It sold out in 24 hours. Not a headline act, not a secret gig, but a climate briefing. Brighton is paying attention.
On Thursday 23 April, Komedia Picturehouse will host a community screening of the People’s Emergency Briefing, a new film cutting through the noise around the UK’s climate and nature crisis. What’s striking isn’t just the subject matter, but the response: overwhelming demand has already pushed organisers to open a larger screen, with additional community screenings now in the works.
Hosted by B Local Brighton, the event is part of a nationwide rollout designed to bring urgent, evidence-based climate information out of Westminster and into local rooms. The film itself builds on the National Emergency Briefing held in late 2025, translating expert insight into something grounded, accessible and crucially actionable.
Featuring voices including Chris Packham, Deborah Meaden and Jennifer Saunders alongside nine leading scientists, the briefing doesn’t soften its message. It tackles extreme weather, food security, public health, cost of living and biodiversity loss head-on, connecting national data to everyday life in cities like Brighton.
But this isn’t framed as a passive viewing experience. The 45-minute film is followed by a facilitated community discussion, an open space to reflect on what the information means locally, and what action might look like on a city level. Brighton and Hove’s MPs and councillors have been invited, positioning the evening as something closer to a civic forum than a traditional screening.
That intention feels deliberate. Organisers have been clear: this isn’t about preaching to the already converted. The format has been designed to draw in people who might not typically attend a climate event, and the early response suggests it’s working.

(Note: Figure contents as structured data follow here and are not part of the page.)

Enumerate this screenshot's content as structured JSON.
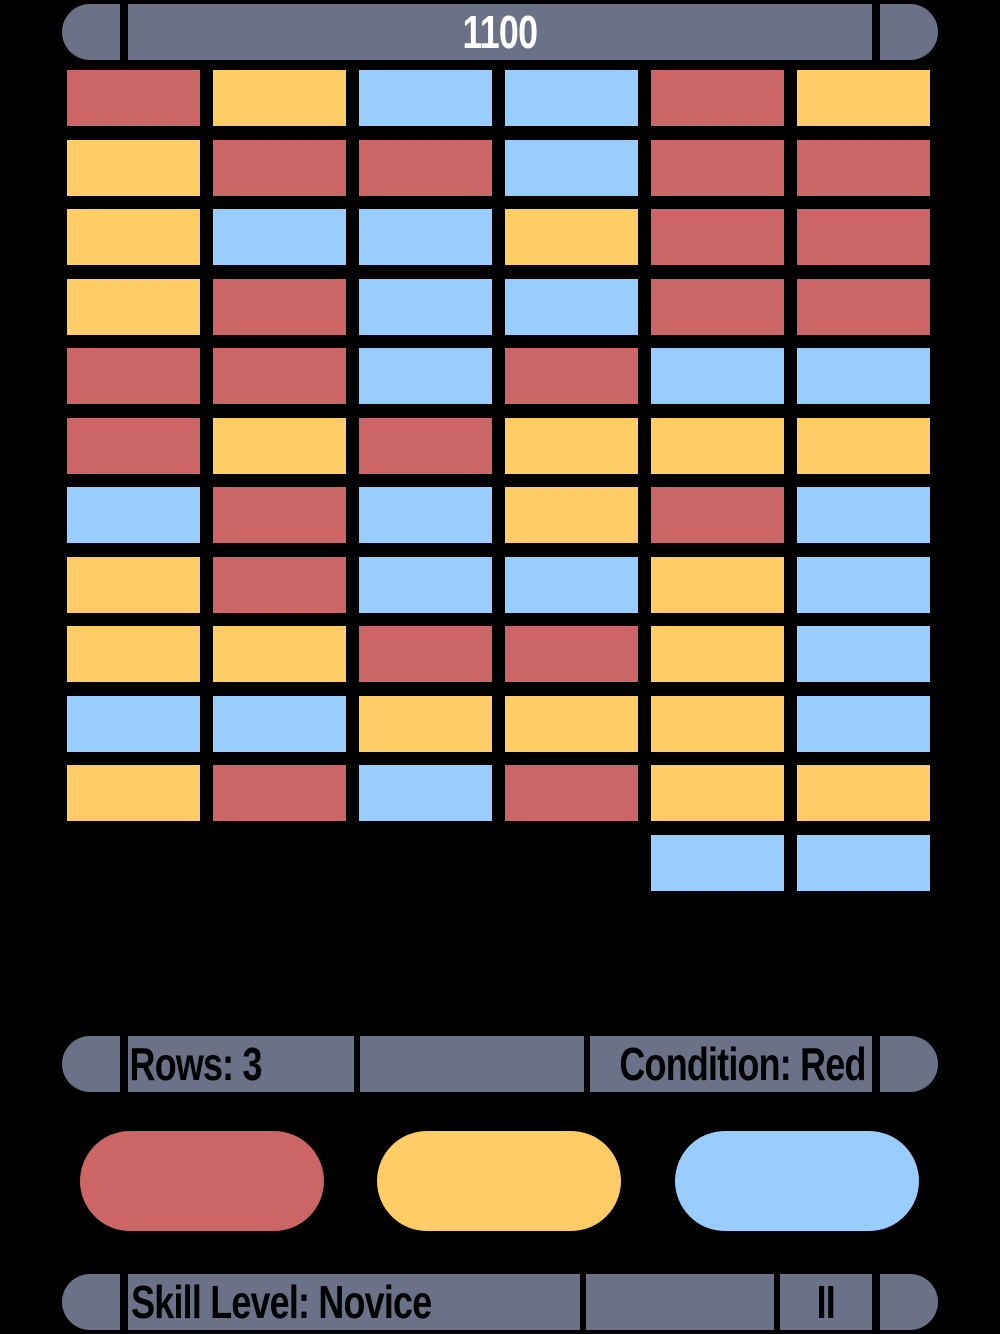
{
  "score": "1100",
  "palette": {
    "red": "#cc6666",
    "yellow": "#ffcc66",
    "blue": "#99ccff",
    "bar": "#6b7186"
  },
  "bricks": {
    "columns": 6,
    "rows": [
      [
        "red",
        "yellow",
        "blue",
        "blue",
        "red",
        "yellow"
      ],
      [
        "yellow",
        "red",
        "red",
        "blue",
        "red",
        "red"
      ],
      [
        "yellow",
        "blue",
        "blue",
        "yellow",
        "red",
        "red"
      ],
      [
        "yellow",
        "red",
        "blue",
        "blue",
        "red",
        "red"
      ],
      [
        "red",
        "red",
        "blue",
        "red",
        "blue",
        "blue"
      ],
      [
        "red",
        "yellow",
        "red",
        "yellow",
        "yellow",
        "yellow"
      ],
      [
        "blue",
        "red",
        "blue",
        "yellow",
        "red",
        "blue"
      ],
      [
        "yellow",
        "red",
        "blue",
        "blue",
        "yellow",
        "blue"
      ],
      [
        "yellow",
        "yellow",
        "red",
        "red",
        "yellow",
        "blue"
      ],
      [
        "blue",
        "blue",
        "yellow",
        "yellow",
        "yellow",
        "blue"
      ],
      [
        "yellow",
        "red",
        "blue",
        "red",
        "yellow",
        "yellow"
      ],
      [
        null,
        null,
        null,
        null,
        "blue",
        "blue"
      ]
    ]
  },
  "status": {
    "rows_label": "Rows: 3",
    "condition_label": "Condition: Red"
  },
  "color_buttons": [
    "red",
    "yellow",
    "blue"
  ],
  "footer": {
    "skill_label": "Skill Level: Novice",
    "pause_label": "II"
  }
}
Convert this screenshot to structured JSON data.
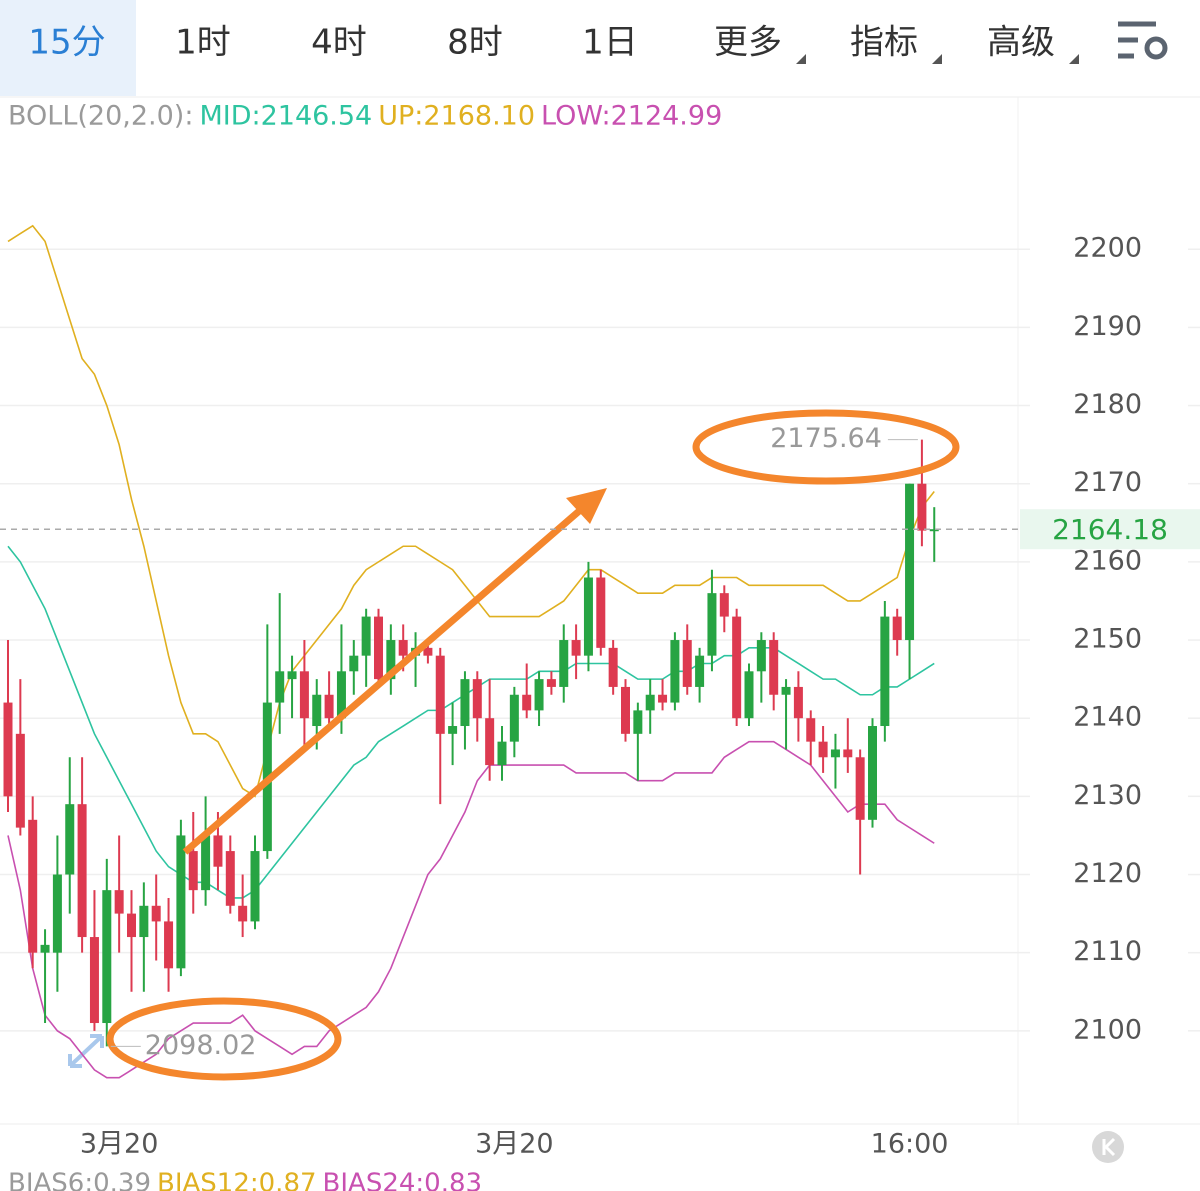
{
  "tabs": [
    "15分",
    "1时",
    "4时",
    "8时",
    "1日",
    "更多",
    "指标",
    "高级"
  ],
  "indicator_legend": [
    {
      "text": "BOLL(20,2.0):",
      "color": "#9a9a9a"
    },
    {
      "text": "MID:2146.54",
      "color": "#2ec4a0"
    },
    {
      "text": "UP:2168.10",
      "color": "#e0b020"
    },
    {
      "text": "LOW:2124.99",
      "color": "#c850b0"
    }
  ],
  "bottom_legend": [
    {
      "text": "BIAS6:0.39",
      "color": "#9a9a9a"
    },
    {
      "text": "BIAS12:0.87",
      "color": "#e0b020"
    },
    {
      "text": "BIAS24:0.83",
      "color": "#c850b0"
    }
  ],
  "chart_data": {
    "type": "candlestick",
    "up_color": "#27a443",
    "down_color": "#dd3a50",
    "categories": [
      null,
      null,
      null,
      null,
      null,
      null,
      null,
      null,
      null,
      "3月20",
      null,
      null,
      null,
      null,
      null,
      null,
      null,
      null,
      null,
      null,
      null,
      null,
      null,
      null,
      null,
      null,
      null,
      null,
      null,
      null,
      null,
      null,
      null,
      null,
      null,
      null,
      null,
      null,
      null,
      null,
      null,
      "3月20",
      null,
      null,
      null,
      null,
      null,
      null,
      null,
      null,
      null,
      null,
      null,
      null,
      null,
      null,
      null,
      null,
      null,
      null,
      null,
      null,
      null,
      null,
      null,
      null,
      null,
      null,
      null,
      null,
      null,
      null,
      null,
      "16:00",
      null,
      null
    ],
    "open": [
      2142,
      2138,
      2127,
      2110,
      2110,
      2120,
      2129,
      2112,
      2101,
      2118,
      2115,
      2112,
      2116,
      2114,
      2108,
      2123,
      2118,
      2125,
      2123,
      2116,
      2114,
      2123,
      2142,
      2145,
      2146,
      2139,
      2143,
      2140,
      2146,
      2148,
      2153,
      2145,
      2150,
      2148,
      2149,
      2148,
      2138,
      2139,
      2145,
      2140,
      2134,
      2137,
      2143,
      2141,
      2145,
      2144,
      2150,
      2148,
      2158,
      2149,
      2144,
      2138,
      2141,
      2143,
      2142,
      2150,
      2144,
      2148,
      2156,
      2153,
      2140,
      2146,
      2150,
      2143,
      2144,
      2140,
      2137,
      2135,
      2136,
      2135,
      2127,
      2139,
      2153,
      2150,
      2170,
      2164
    ],
    "high": [
      2150,
      2145,
      2130,
      2113,
      2125,
      2135,
      2135,
      2118,
      2122,
      2125,
      2118,
      2119,
      2120,
      2117,
      2127,
      2128,
      2130,
      2128,
      2125,
      2120,
      2125,
      2152,
      2156,
      2148,
      2150,
      2145,
      2146,
      2152,
      2150,
      2154,
      2154,
      2152,
      2152,
      2151,
      2150,
      2149,
      2142,
      2146,
      2146,
      2145,
      2139,
      2144,
      2147,
      2146,
      2146,
      2152,
      2152,
      2160,
      2159,
      2150,
      2145,
      2142,
      2145,
      2145,
      2151,
      2152,
      2149,
      2159,
      2157,
      2154,
      2147,
      2151,
      2151,
      2145,
      2146,
      2141,
      2139,
      2138,
      2140,
      2136,
      2140,
      2155,
      2154,
      2170,
      2175.64,
      2167
    ],
    "low": [
      2128,
      2125,
      2108,
      2101,
      2105,
      2115,
      2110,
      2100,
      2098.02,
      2110,
      2105,
      2105,
      2109,
      2105,
      2107,
      2115,
      2116,
      2118,
      2115,
      2112,
      2113,
      2122,
      2138,
      2140,
      2136,
      2136,
      2139,
      2138,
      2143,
      2144,
      2144,
      2143,
      2146,
      2144,
      2147,
      2129,
      2134,
      2136,
      2137,
      2132,
      2132,
      2135,
      2140,
      2139,
      2143,
      2142,
      2145,
      2146,
      2148,
      2143,
      2137,
      2132,
      2138,
      2141,
      2141,
      2143,
      2142,
      2146,
      2151,
      2139,
      2139,
      2142,
      2141,
      2136,
      2137,
      2134,
      2133,
      2131,
      2133,
      2120,
      2126,
      2137,
      2148,
      2145,
      2162,
      2160
    ],
    "close": [
      2130,
      2126,
      2110,
      2111,
      2120,
      2129,
      2112,
      2101,
      2118,
      2115,
      2112,
      2116,
      2114,
      2108,
      2125,
      2118,
      2125,
      2121,
      2116,
      2114,
      2123,
      2142,
      2146,
      2146,
      2140,
      2143,
      2140,
      2146,
      2148,
      2153,
      2145,
      2150,
      2148,
      2149,
      2148,
      2138,
      2139,
      2145,
      2140,
      2134,
      2137,
      2143,
      2141,
      2145,
      2144,
      2150,
      2148,
      2158,
      2149,
      2144,
      2138,
      2141,
      2143,
      2142,
      2150,
      2144,
      2148,
      2156,
      2153,
      2140,
      2146,
      2150,
      2143,
      2144,
      2140,
      2137,
      2135,
      2136,
      2135,
      2127,
      2139,
      2153,
      2150,
      2170,
      2164,
      2164.18
    ],
    "boll_lines": [
      {
        "color": "#e0b020",
        "values": [
          2201,
          2202,
          2203,
          2201,
          2196,
          2191,
          2186,
          2184,
          2180,
          2175,
          2168,
          2162,
          2155,
          2148,
          2142,
          2138,
          2138,
          2137,
          2134,
          2131,
          2130,
          2136,
          2142,
          2146,
          2148,
          2150,
          2152,
          2154,
          2157,
          2159,
          2160,
          2161,
          2162,
          2162,
          2161,
          2160,
          2159,
          2157,
          2155,
          2153,
          2153,
          2153,
          2153,
          2153,
          2154,
          2155,
          2157,
          2159,
          2159,
          2158,
          2157,
          2156,
          2156,
          2156,
          2157,
          2157,
          2157,
          2158,
          2158,
          2158,
          2157,
          2157,
          2157,
          2157,
          2157,
          2157,
          2157,
          2156,
          2155,
          2155,
          2156,
          2157,
          2158,
          2163,
          2167,
          2169
        ]
      },
      {
        "color": "#2ec4a0",
        "values": [
          2162,
          2160,
          2157,
          2154,
          2150,
          2146,
          2142,
          2138,
          2135,
          2132,
          2129,
          2126,
          2123,
          2121,
          2120,
          2119,
          2119,
          2118,
          2117,
          2117,
          2118,
          2120,
          2122,
          2124,
          2126,
          2128,
          2130,
          2132,
          2134,
          2135,
          2137,
          2138,
          2139,
          2140,
          2141,
          2141,
          2142,
          2143,
          2144,
          2145,
          2145,
          2145,
          2145,
          2146,
          2146,
          2146,
          2147,
          2147,
          2147,
          2147,
          2146,
          2145,
          2145,
          2145,
          2146,
          2146,
          2147,
          2147,
          2148,
          2148,
          2149,
          2149,
          2149,
          2148,
          2147,
          2146,
          2145,
          2145,
          2144,
          2143,
          2143,
          2144,
          2144,
          2145,
          2146,
          2147
        ]
      },
      {
        "color": "#c850b0",
        "values": [
          2125,
          2118,
          2108,
          2102,
          2100,
          2099,
          2097,
          2095,
          2094,
          2094,
          2095,
          2096,
          2097,
          2099,
          2100,
          2101,
          2101,
          2101,
          2101,
          2102,
          2100,
          2099,
          2098,
          2097,
          2098,
          2098,
          2100,
          2101,
          2102,
          2103,
          2105,
          2108,
          2112,
          2116,
          2120,
          2122,
          2125,
          2128,
          2132,
          2134,
          2134,
          2134,
          2134,
          2134,
          2134,
          2134,
          2133,
          2133,
          2133,
          2133,
          2133,
          2132,
          2132,
          2132,
          2133,
          2133,
          2133,
          2133,
          2135,
          2136,
          2137,
          2137,
          2137,
          2136,
          2135,
          2134,
          2132,
          2130,
          2128,
          2129,
          2129,
          2129,
          2127,
          2126,
          2125,
          2124
        ]
      }
    ],
    "high_marker": 2175.64,
    "low_marker": 2098.02,
    "last_price": 2164.18,
    "last_price_color": "#27a443",
    "ylim": [
      2090,
      2215
    ],
    "yticks": [
      2100,
      2110,
      2120,
      2130,
      2140,
      2150,
      2160,
      2170,
      2180,
      2190,
      2200
    ],
    "grid": true
  }
}
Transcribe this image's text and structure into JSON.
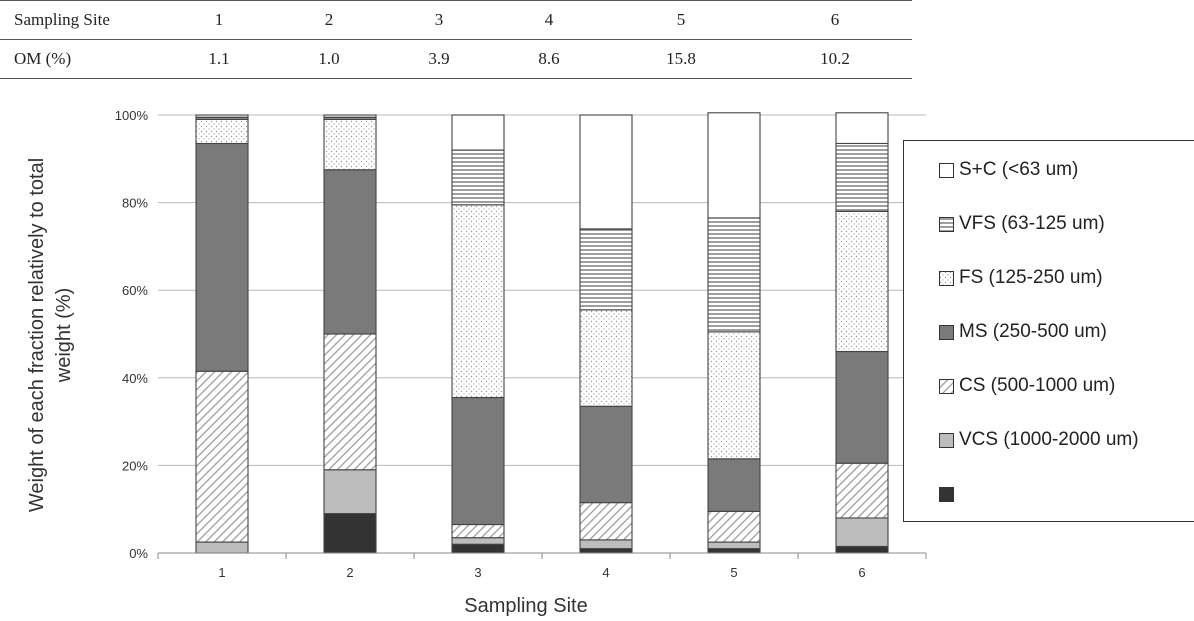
{
  "table": {
    "rows": [
      {
        "label": "Sampling Site",
        "values": [
          "1",
          "2",
          "3",
          "4",
          "5",
          "6"
        ]
      },
      {
        "label": "OM (%)",
        "values": [
          "1.1",
          "1.0",
          "3.9",
          "8.6",
          "15.8",
          "10.2"
        ]
      }
    ]
  },
  "chart_data": {
    "type": "bar",
    "stacked": true,
    "categories": [
      "1",
      "2",
      "3",
      "4",
      "5",
      "6"
    ],
    "xlabel": "Sampling Site",
    "ylabel": "Weight of each fraction relatively to total weight (%)",
    "ylim": [
      0,
      100
    ],
    "yticks": [
      "0%",
      "20%",
      "40%",
      "60%",
      "80%",
      "100%"
    ],
    "grid": true,
    "legend_position": "right",
    "series": [
      {
        "name": "",
        "fill": "#333333",
        "pattern": "solid-dark",
        "values": [
          0.0,
          9.0,
          2.0,
          1.0,
          1.0,
          1.5
        ]
      },
      {
        "name": "VCS (1000-2000 um)",
        "fill": "#bdbdbd",
        "pattern": "solid-light",
        "values": [
          2.5,
          10.0,
          1.5,
          2.0,
          1.5,
          6.5
        ]
      },
      {
        "name": "CS (500-1000 um)",
        "fill": "#ffffff",
        "pattern": "diagonal-hatch",
        "values": [
          39.0,
          31.0,
          3.0,
          8.5,
          7.0,
          12.5
        ]
      },
      {
        "name": "MS (250-500 um)",
        "fill": "#7a7a7a",
        "pattern": "solid-medium",
        "values": [
          52.0,
          37.5,
          29.0,
          22.0,
          12.0,
          25.5
        ]
      },
      {
        "name": "FS (125-250 um)",
        "fill": "#ffffff",
        "pattern": "dots",
        "values": [
          5.5,
          11.5,
          44.0,
          22.0,
          29.0,
          32.0
        ]
      },
      {
        "name": "VFS (63-125 um)",
        "fill": "#ffffff",
        "pattern": "horizontal-lines",
        "values": [
          0.5,
          0.5,
          12.5,
          18.5,
          26.0,
          15.5
        ]
      },
      {
        "name": "S+C (<63 um)",
        "fill": "#ffffff",
        "pattern": "white",
        "values": [
          0.5,
          0.5,
          8.0,
          26.0,
          24.0,
          7.0
        ]
      }
    ]
  }
}
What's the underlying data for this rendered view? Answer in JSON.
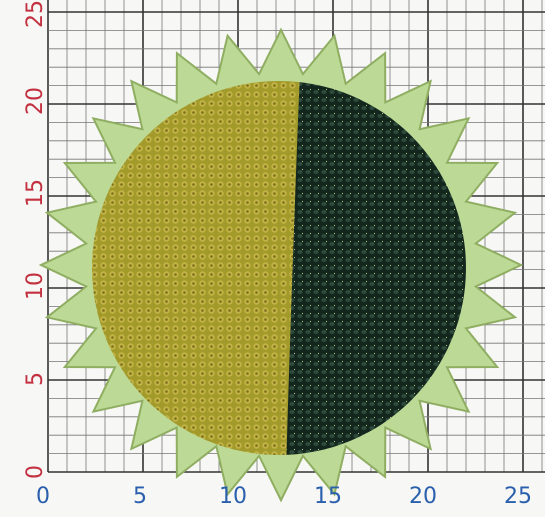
{
  "x_axis_labels": [
    "0",
    "5",
    "10",
    "15",
    "20",
    "25"
  ],
  "y_axis_labels": [
    "0",
    "5",
    "10",
    "15",
    "20",
    "25"
  ]
}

There’s also something quietly powerful about the setting. Independent cinemas like Komedia have long been cultural meeting points, but here it becomes something more, a space where information, community and accountability intersect in real time.
Tickets are free, but currently booked out, with organisers encouraging people to join the waitlist as capacity expands. If Brighton is anything to go by, appetite for these kinds of conversations is only growing.
In a media landscape saturated with headlines and half-attention, the People’s Emergency Briefing offers something different: time to sit, absorb, and then respond together.